Why Does Debt Bring Risk?
Debt assists a business until the business has trouble paying it off, either with new capital or with free cash flow. Part and parcel of capitalism is the process of 'creative destruction' where failed businesses are mercilessly liquidated by their bankers. While that is not too common, we often do see indebted companies permanently diluting shareholders because lenders force them to raise capital at a distressed price. Of course, debt can be an important tool in businesses, particularly capital heavy businesses. When we examine debt levels, we first consider both cash and debt levels, together.
Check out our latest analysis for Jumbo
How Much Debt Does Jumbo Carry?
As you can see below, at the end of December 2018, Jumbo had €199.2m of debt, up from €144.8m a year ago. Click the image for more detail. But it also has €590.8m in cash to offset that, meaning it has €391.6m net cash.
How Healthy Is Jumbo's Balance Sheet?
According to the last reported balance sheet, Jumbo had liabilities of €171.1m due within 12 months, and liabilities of €229.2m due beyond 12 months. Offsetting this, it had €590.8m in cash and €89.8m in receivables that were due within 12 months. So it actually has €280.3m more liquid assets than total liabilities.
This short term liquidity is a sign that Jumbo could probably pay off its debt with ease, as its balance sheet is far from stretched. Simply put, the fact that Jumbo has more cash than debt is arguably a good indication that it can manage its debt safely.
Also good is that Jumbo grew its EBIT at 11% over the last year, further increasing its ability to manage debt. There's no doubt that we learn most about debt from the balance sheet.
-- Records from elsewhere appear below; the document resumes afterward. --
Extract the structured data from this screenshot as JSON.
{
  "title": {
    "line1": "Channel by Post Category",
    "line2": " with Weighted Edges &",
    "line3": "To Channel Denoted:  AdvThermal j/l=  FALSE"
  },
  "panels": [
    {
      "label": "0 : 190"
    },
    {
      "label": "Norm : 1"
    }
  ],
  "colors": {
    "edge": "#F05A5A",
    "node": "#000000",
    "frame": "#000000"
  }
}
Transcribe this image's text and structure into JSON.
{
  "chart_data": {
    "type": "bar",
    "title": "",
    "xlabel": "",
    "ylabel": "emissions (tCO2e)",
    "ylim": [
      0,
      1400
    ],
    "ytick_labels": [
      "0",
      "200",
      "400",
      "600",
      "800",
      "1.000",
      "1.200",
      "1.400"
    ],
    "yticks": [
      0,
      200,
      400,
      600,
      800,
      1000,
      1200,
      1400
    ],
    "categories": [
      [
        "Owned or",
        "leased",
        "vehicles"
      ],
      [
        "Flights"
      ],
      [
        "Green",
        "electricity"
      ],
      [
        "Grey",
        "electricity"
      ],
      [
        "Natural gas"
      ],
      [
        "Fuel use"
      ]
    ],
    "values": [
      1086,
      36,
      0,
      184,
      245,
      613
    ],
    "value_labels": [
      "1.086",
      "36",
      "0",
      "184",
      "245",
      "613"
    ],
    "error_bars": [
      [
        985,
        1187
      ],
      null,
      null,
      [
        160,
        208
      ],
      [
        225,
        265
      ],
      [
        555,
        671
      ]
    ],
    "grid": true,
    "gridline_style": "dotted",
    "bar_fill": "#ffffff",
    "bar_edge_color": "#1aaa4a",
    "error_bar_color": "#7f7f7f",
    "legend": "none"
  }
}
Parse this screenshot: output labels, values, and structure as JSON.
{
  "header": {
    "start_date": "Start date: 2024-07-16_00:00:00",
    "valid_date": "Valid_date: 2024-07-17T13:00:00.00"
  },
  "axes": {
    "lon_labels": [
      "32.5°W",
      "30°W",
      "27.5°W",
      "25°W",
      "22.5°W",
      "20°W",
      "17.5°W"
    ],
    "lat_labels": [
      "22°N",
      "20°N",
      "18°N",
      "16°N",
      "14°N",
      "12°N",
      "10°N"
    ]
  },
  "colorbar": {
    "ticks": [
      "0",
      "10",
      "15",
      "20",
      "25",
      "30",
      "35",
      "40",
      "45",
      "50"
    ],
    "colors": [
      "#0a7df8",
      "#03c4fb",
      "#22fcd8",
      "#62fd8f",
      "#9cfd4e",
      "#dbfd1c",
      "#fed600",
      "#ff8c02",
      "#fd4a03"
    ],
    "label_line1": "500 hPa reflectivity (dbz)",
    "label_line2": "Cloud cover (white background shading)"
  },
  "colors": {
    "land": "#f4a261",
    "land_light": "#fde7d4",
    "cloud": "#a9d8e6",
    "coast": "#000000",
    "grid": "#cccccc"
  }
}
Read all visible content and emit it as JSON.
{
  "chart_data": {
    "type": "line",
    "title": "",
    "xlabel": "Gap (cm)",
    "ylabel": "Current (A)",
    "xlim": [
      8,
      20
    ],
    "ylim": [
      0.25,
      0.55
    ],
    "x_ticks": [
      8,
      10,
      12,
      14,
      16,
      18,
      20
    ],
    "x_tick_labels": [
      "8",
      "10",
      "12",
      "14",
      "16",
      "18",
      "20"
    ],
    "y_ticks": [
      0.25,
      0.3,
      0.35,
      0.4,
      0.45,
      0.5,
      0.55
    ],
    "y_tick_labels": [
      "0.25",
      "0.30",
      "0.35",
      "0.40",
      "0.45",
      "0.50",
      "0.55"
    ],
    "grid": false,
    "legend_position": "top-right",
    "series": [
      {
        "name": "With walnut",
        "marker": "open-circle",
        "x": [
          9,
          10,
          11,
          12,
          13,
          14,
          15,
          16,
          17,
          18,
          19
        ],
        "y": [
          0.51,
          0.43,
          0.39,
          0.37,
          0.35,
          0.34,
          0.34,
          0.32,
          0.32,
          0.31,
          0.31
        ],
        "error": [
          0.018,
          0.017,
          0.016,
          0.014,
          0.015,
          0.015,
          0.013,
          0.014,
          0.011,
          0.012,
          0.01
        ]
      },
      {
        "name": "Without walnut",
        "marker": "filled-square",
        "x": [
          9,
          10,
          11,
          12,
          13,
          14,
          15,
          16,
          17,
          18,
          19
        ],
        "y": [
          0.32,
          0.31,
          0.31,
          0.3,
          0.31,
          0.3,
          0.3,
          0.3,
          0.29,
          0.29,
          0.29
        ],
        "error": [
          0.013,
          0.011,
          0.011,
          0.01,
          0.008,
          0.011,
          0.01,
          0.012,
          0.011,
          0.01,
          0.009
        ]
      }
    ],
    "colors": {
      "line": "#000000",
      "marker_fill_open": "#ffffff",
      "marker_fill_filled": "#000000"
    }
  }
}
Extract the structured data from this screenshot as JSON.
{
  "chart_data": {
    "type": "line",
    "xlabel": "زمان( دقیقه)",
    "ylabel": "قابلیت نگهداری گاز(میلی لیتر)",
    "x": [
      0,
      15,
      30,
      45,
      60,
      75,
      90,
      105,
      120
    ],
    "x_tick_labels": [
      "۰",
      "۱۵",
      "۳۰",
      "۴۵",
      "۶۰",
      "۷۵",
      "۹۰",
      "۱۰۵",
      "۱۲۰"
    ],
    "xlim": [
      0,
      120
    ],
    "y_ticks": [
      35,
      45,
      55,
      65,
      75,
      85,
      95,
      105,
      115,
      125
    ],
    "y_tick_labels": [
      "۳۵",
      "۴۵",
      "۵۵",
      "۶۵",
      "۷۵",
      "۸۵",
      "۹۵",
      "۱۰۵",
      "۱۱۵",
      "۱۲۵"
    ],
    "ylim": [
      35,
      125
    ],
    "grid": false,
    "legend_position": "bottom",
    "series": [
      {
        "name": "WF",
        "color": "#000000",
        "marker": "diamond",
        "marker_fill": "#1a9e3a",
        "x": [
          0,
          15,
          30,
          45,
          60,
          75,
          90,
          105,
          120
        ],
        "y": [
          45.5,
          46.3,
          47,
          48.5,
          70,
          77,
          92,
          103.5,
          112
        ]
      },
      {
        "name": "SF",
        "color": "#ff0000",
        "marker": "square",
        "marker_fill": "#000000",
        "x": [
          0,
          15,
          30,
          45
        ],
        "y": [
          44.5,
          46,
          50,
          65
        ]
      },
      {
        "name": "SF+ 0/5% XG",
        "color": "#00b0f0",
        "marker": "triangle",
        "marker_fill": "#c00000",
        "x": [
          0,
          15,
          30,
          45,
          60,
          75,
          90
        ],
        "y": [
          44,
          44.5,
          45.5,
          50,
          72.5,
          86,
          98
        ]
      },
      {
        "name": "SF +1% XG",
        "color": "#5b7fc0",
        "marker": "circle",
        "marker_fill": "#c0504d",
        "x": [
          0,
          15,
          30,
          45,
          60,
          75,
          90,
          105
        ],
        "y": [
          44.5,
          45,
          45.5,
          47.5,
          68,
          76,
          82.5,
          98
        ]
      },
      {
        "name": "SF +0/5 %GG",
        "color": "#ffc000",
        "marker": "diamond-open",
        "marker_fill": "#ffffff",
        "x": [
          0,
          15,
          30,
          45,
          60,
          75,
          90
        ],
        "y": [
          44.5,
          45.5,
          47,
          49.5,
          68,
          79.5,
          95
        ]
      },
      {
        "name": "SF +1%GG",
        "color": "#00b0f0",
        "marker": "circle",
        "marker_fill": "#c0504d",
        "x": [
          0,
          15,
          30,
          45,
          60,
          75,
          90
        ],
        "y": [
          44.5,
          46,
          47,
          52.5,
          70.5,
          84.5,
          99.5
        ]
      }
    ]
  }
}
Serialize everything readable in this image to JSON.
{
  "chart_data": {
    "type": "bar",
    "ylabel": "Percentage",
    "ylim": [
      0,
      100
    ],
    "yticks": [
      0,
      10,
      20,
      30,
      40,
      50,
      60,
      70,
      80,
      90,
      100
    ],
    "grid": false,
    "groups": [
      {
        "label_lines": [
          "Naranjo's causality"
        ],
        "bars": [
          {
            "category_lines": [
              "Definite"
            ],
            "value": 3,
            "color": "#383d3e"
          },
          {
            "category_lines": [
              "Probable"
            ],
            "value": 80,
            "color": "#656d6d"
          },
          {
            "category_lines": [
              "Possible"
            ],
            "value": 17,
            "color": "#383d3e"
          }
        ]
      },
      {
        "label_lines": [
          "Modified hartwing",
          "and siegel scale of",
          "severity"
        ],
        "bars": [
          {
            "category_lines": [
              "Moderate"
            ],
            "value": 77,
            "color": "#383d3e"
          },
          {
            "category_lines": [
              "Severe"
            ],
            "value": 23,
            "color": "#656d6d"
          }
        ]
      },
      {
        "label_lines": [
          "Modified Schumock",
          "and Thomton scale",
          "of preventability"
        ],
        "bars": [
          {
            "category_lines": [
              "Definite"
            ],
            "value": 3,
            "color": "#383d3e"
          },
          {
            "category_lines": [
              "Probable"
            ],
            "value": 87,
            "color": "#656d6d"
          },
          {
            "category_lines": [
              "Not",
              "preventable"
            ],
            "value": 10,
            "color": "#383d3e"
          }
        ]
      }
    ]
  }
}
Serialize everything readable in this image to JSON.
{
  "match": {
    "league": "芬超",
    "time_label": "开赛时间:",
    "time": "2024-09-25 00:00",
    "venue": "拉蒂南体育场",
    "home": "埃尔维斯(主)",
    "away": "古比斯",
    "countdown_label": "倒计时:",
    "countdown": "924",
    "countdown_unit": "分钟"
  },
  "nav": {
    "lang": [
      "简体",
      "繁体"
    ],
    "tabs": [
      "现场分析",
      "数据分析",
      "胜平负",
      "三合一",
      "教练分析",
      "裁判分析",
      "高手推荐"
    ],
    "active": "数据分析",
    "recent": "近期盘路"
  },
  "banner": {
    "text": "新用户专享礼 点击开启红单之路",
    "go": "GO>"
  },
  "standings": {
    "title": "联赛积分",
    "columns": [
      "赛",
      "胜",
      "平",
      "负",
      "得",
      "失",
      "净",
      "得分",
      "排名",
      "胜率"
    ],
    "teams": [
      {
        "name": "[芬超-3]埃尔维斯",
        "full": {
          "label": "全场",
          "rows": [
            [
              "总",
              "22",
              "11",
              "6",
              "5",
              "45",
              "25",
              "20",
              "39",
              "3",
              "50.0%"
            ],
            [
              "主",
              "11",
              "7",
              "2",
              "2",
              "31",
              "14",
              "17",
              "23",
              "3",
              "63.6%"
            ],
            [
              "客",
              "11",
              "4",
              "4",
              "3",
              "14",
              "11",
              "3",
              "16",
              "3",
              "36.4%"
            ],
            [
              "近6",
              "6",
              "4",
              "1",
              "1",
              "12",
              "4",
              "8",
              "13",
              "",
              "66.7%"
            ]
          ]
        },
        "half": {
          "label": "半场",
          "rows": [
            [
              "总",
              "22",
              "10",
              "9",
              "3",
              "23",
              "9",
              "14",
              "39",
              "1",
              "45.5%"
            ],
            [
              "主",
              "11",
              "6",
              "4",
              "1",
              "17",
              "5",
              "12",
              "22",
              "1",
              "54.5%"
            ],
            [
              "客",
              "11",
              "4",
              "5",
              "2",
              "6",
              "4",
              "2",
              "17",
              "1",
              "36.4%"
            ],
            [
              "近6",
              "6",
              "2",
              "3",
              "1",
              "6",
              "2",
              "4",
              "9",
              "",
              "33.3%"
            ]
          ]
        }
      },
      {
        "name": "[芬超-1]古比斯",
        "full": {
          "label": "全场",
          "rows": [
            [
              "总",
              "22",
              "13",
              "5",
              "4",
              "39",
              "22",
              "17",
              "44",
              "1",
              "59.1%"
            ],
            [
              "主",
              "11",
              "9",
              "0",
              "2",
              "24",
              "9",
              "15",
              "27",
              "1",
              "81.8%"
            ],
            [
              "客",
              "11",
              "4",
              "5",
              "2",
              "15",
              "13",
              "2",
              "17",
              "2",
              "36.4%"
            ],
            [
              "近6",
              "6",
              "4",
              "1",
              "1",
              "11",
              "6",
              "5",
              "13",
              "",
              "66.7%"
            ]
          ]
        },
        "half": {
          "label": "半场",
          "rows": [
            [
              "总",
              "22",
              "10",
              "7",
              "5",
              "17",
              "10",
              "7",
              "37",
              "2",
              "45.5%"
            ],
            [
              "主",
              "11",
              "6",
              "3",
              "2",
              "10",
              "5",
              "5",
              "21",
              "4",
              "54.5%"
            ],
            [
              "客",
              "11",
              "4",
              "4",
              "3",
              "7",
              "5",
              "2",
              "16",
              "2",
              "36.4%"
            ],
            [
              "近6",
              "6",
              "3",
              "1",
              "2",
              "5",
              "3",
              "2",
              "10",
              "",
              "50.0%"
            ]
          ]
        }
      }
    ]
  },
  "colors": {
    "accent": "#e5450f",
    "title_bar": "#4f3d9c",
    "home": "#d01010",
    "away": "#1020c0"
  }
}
But it is future earnings, more than anything, that will determine Jumbo's ability to maintain a healthy balance sheet going forward. So if you want to see what the professionals think, you might find this free report on analyst profit forecasts to be interesting.
Finally, while the tax-man may adore accounting profits, lenders only accept cold hard cash. While Jumbo has net cash on its balance sheet, it's still worth taking a look at its ability to convert earnings before interest and tax (EBIT) to free cash flow, to help us understand how quickly it is building (or eroding) that cash balance. During the last three years, Jumbo produced sturdy free cash flow equating to 50% of its EBIT, about what we'd expect. This free cash flow puts the company in a good position to pay down debt, when appropriate.